In these ways, the market spontaneously channels expert knowledge and user experience to provide would-be consumers with needed information. It’s a messy process but, as scholars from the Mercatus Center at George Mason University show in a recent paper, it works better than having a Ministry of Dishwasher Quality define what makes a “quality” dishwasher and force all manufacturers into compliance: 

Regulatory measures such as food labels or product safety warnings may seem like fail-safe mechanisms to correct information-based uncertainty. Regulations, however, are not as effective as market solutions, and may harm consumers instead of helping them. Regulators can be influenced by regulated industries, erecting barriers to keep out new competition, stifling innovation, and imposing higher prices and reduced quality on consumers. By making it more difficult to do business, regulations can have the unintended consequence of entrenching already-established businesses while closing the market to entrepreneurs with innovative ideas.

Still, one might object that just because the market can overcome the information asymmetry problem doesn’t mean it will. Why should we have any confidence that these solutions will emerge? In short, as economist Steve Horwitz explains, overcoming the information asymmetry barrier is in the interest of both buyers and sellers:

Consumers want a way of knowing that they are getting products that won’t explode, mechanics who know their stuff, and scuba instructors who won’t get them killed (not to mention gear that won’t leak). Sellers want to be able to signal to potential buyers that their products and services are of high quality. Solving this problem requires an independent intermediary such as these certification organizations, and sellers are glad to pay to acquire the signal of certification. The certifiers are happy to provide it, and most (though not all) are run as private nonprofits to alleviate any concern about conflicts of interest.
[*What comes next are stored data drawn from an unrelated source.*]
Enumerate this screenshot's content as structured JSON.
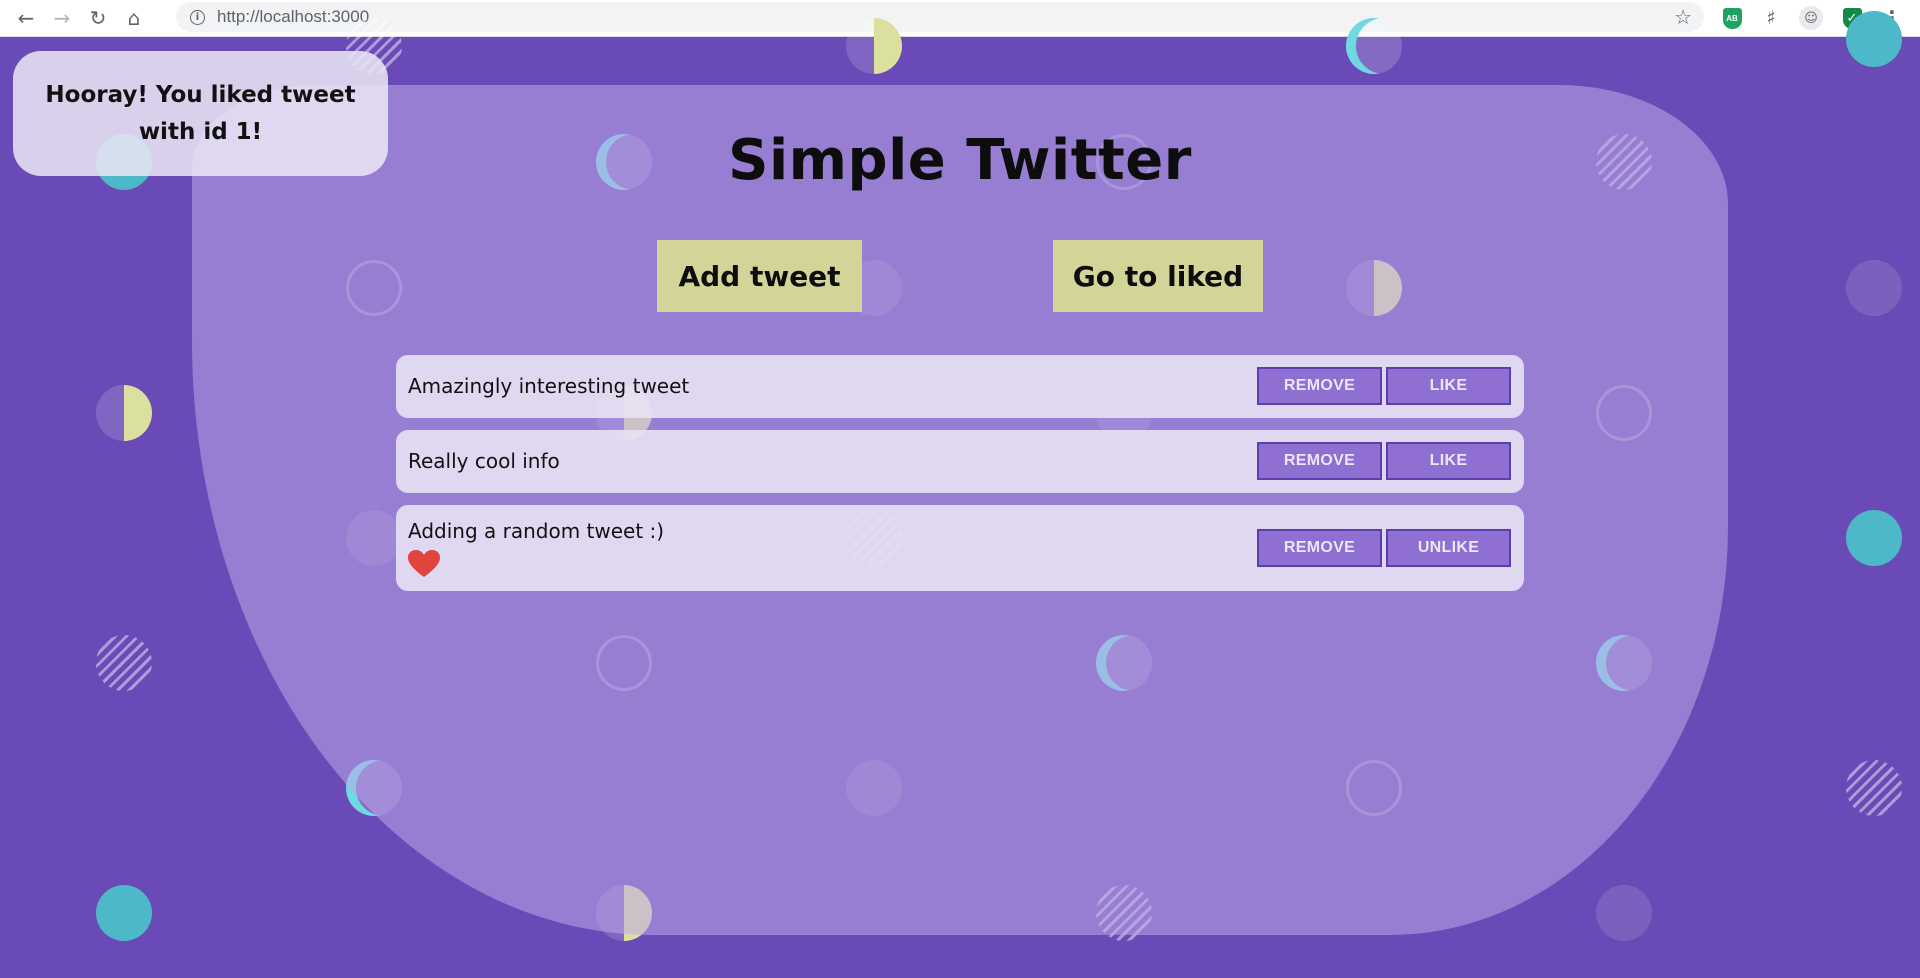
{
  "browser": {
    "url": "http://localhost:3000",
    "back_icon": "arrow-left",
    "forward_icon": "arrow-right",
    "reload_icon": "reload",
    "home_icon": "home",
    "info_icon": "info-circle",
    "bookmark_icon": "star",
    "extensions": [
      "adblock-extension",
      "puzzle-extension",
      "profile",
      "security-extension",
      "menu"
    ],
    "adblock_label": "AB"
  },
  "toast": {
    "message": "Hooray! You liked tweet with id 1!"
  },
  "header": {
    "title": "Simple Twitter"
  },
  "actions": {
    "add_tweet": "Add tweet",
    "go_to_liked": "Go to liked"
  },
  "tweets": [
    {
      "text": "Amazingly interesting tweet",
      "remove_label": "REMOVE",
      "like_label": "LIKE",
      "liked": false
    },
    {
      "text": "Really cool info",
      "remove_label": "REMOVE",
      "like_label": "LIKE",
      "liked": false
    },
    {
      "text": "Adding a random tweet :)",
      "remove_label": "REMOVE",
      "like_label": "UNLIKE",
      "liked": true
    }
  ],
  "colors": {
    "background": "#6a4ab6",
    "action_button": "#d3d598",
    "tweet_button": "#8f6fd1",
    "heart": "#e0443e"
  }
}
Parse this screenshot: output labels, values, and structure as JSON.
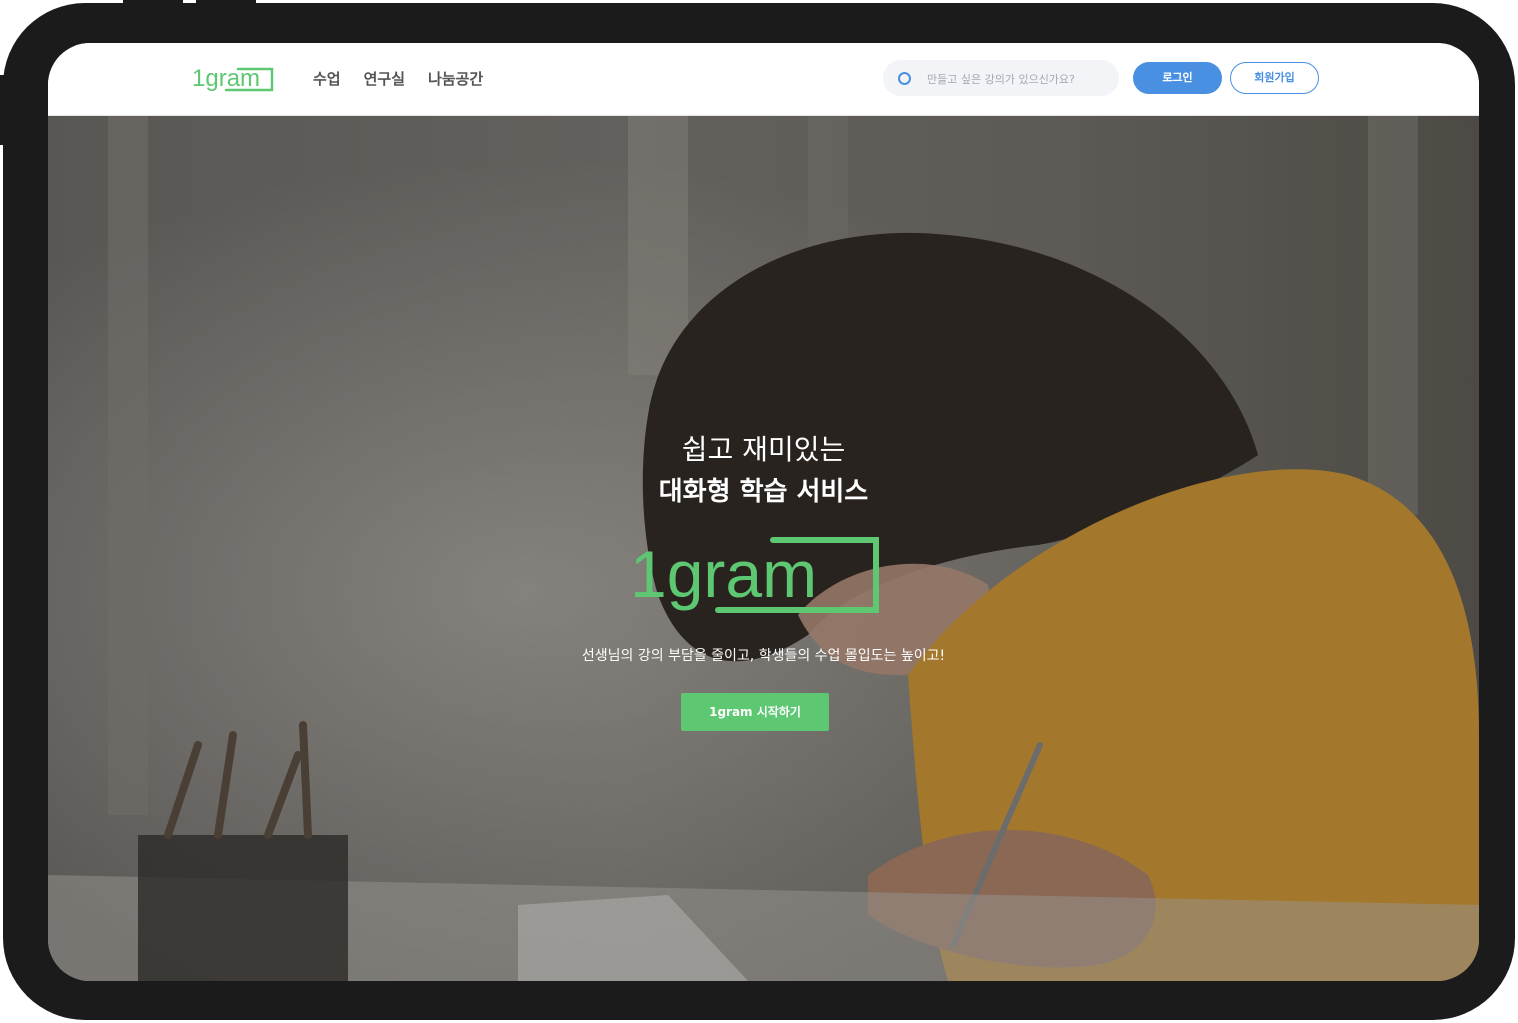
{
  "brand": {
    "name": "1gram",
    "color": "#5dc772"
  },
  "nav": {
    "items": [
      "수업",
      "연구실",
      "나눔공간"
    ]
  },
  "search": {
    "placeholder": "만들고 싶은 강의가 있으신가요?",
    "icon": "search-icon"
  },
  "auth": {
    "login_label": "로그인",
    "signup_label": "회원가입",
    "accent": "#4a90e2"
  },
  "hero": {
    "headline_light": "쉽고 재미있는",
    "headline_bold": "대화형 학습 서비스",
    "subtitle": "선생님의 강의 부담을 줄이고, 학생들의 수업 몰입도는 높이고!",
    "cta_label": "1gram 시작하기",
    "cta_color": "#5dc772"
  }
}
What is also important here is that there is genuine competition via freedom of entry into the certification business. Certification organizations cannot afford to make mistakes since there’s nothing preventing either an existing competitor or new entrant from offering a higher quality alternative. Even if there is no actual competitor at any given time, the threat of competition via new entrants, and consumers’ and sellers’ option to “exit” and use that new firm, keep established certifiers on their toes.

Parents want a way of knowing that their children will receive a high-quality education. Likewise, schools and other education providers want to be able to signal to parents that they are offering a high-quality education. What has been missing until now is robust competition because the fully subsidized government schools have crowded out most would-be competitors. Education savings accounts have the potential to rectify that, if bureaucrats stay out of the way.